= Celestine Ujang Jilan =

Malaysian politician (c.1947–2018)

Tan Sri Celestine Ujang Jilan (c. 1947 – 10 January 2018) was a Malaysian politician from Sarawak. He served as a Sarawak Cabinet Minister (1974–81) including responsible for Housing and Land Development and was later elected Speaker of the Sarawak State Legislative Assembly (1981–87).

He was married to Puan Sri Elizabeth Pawa. Together they have three daughters - Malvina, Angelina and Priscilla. Datin Sri Angelina is the wife of Dato' Sri Alexander Nanta Linggi, Minister of Domestic Trade and Consumer Affairs in the Perikatan Nasional government and former Deputy Minister of Rural and Regional Development in the Barisan Nasional government. He is also the Member of Parliament for Kapit.

==Political career==
Ujang was elected to represent the State Constituency of Kemena in the Sarawak State Assembly from 1974 to 2001. In the 1998 party elections, he won the post of Vice-President of the Parti Pesaka Bumiputera Bersatu (PBB), a component party of the Barisan Nasional ruling party, unopposed. In 2007, Ujang retired from politics and did not seek reelection as Senior Vice-President. Ujang served as the Deputy Chairman of the Bintulu Development Authority. from October 2003

==Dayak Chamber of Commerce and Industry (DCCI)==
In 2003, Ujang was appointed to the Dayak Chamber of Commerce and Industry (DCCI) Panel of Advisers After retiring from politics, Ujang was elected Deputy President in the Dayak Chamber of Commerce and Industry.

==Honours==
- In 1982, he was awarded the Panglima Negara Bintang Sarawak which carries the title Dato Sri by His Excellency the Yang DiPertua Negeri Sarawak.
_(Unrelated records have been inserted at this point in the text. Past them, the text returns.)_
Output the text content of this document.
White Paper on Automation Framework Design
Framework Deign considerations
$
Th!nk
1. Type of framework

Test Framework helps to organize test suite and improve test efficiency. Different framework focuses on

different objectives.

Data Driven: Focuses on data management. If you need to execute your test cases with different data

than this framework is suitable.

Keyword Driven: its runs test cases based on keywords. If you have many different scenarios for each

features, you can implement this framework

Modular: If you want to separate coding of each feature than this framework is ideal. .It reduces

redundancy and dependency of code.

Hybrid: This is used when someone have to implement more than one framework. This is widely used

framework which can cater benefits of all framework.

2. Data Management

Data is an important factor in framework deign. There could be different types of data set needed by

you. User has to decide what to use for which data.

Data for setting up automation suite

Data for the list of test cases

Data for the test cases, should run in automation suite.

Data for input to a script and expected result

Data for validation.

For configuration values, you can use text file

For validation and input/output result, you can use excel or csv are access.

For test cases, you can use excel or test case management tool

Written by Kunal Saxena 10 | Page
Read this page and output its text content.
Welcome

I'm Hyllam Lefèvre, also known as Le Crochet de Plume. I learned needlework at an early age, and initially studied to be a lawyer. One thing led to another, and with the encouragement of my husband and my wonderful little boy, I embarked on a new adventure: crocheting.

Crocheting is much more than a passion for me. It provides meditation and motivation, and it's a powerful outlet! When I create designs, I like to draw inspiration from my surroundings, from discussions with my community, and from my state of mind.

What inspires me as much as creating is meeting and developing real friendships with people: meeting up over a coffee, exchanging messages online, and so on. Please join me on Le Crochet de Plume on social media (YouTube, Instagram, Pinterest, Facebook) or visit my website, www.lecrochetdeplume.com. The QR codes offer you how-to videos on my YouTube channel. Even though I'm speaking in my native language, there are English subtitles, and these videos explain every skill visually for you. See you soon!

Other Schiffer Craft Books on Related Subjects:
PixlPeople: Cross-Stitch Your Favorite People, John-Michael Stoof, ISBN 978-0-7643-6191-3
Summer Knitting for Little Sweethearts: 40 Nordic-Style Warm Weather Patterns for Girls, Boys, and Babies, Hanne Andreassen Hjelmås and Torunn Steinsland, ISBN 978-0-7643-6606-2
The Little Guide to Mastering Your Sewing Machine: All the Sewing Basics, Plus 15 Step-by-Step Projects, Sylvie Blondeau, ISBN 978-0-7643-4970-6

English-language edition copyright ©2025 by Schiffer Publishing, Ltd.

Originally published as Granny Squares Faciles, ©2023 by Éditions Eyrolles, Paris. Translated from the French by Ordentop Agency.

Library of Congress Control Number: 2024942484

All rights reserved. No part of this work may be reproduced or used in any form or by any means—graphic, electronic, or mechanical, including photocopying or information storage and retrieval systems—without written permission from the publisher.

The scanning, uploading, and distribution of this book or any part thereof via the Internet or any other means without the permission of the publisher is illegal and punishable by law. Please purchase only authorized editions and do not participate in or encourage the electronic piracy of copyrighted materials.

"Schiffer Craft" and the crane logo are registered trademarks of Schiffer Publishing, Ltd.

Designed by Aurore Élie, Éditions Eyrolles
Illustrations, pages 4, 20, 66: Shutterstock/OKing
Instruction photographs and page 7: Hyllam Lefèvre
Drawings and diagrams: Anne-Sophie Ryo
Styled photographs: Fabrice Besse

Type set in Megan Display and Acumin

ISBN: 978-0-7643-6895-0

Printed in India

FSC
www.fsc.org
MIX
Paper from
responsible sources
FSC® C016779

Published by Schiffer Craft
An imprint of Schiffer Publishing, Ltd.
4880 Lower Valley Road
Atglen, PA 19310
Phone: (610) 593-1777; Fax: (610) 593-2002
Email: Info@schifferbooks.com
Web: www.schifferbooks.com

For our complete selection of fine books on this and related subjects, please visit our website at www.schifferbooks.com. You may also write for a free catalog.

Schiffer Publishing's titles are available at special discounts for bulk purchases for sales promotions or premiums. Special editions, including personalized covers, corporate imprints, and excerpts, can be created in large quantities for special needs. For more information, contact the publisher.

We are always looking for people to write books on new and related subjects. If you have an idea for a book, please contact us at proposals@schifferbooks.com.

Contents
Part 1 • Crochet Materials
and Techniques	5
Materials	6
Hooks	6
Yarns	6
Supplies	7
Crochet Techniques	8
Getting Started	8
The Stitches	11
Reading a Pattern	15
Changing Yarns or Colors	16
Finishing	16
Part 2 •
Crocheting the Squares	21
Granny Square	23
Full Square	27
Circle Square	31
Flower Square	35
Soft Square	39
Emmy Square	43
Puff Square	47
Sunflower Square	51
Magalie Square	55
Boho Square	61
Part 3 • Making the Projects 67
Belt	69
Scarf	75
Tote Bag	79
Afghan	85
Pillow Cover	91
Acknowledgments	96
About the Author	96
- In 2013, he was bestowed the Panglima Setia Mahkota, an award that carries the title Tan Sri, by His Majesty the XIV Yang DiPertuan Agong, Tuanku Al-Haj Abdul Halim Mu'adzam Shah Ibni Almarhum Sultan Badlishah. At the time, Ujang was the Executive Chairman of Harbour-Link Group Berhad.

==Death==
Ujang died at the age of 70 on 10 January 2018 at a private hospital in Kuching, Sarawak.

==Entitled name after Tan Sri Celestine Ujang==

- Jalan Tan Sri Celestine Ujang, Bintulu, Sarawak (formerly known as Jalan Kemunting/Sebaru).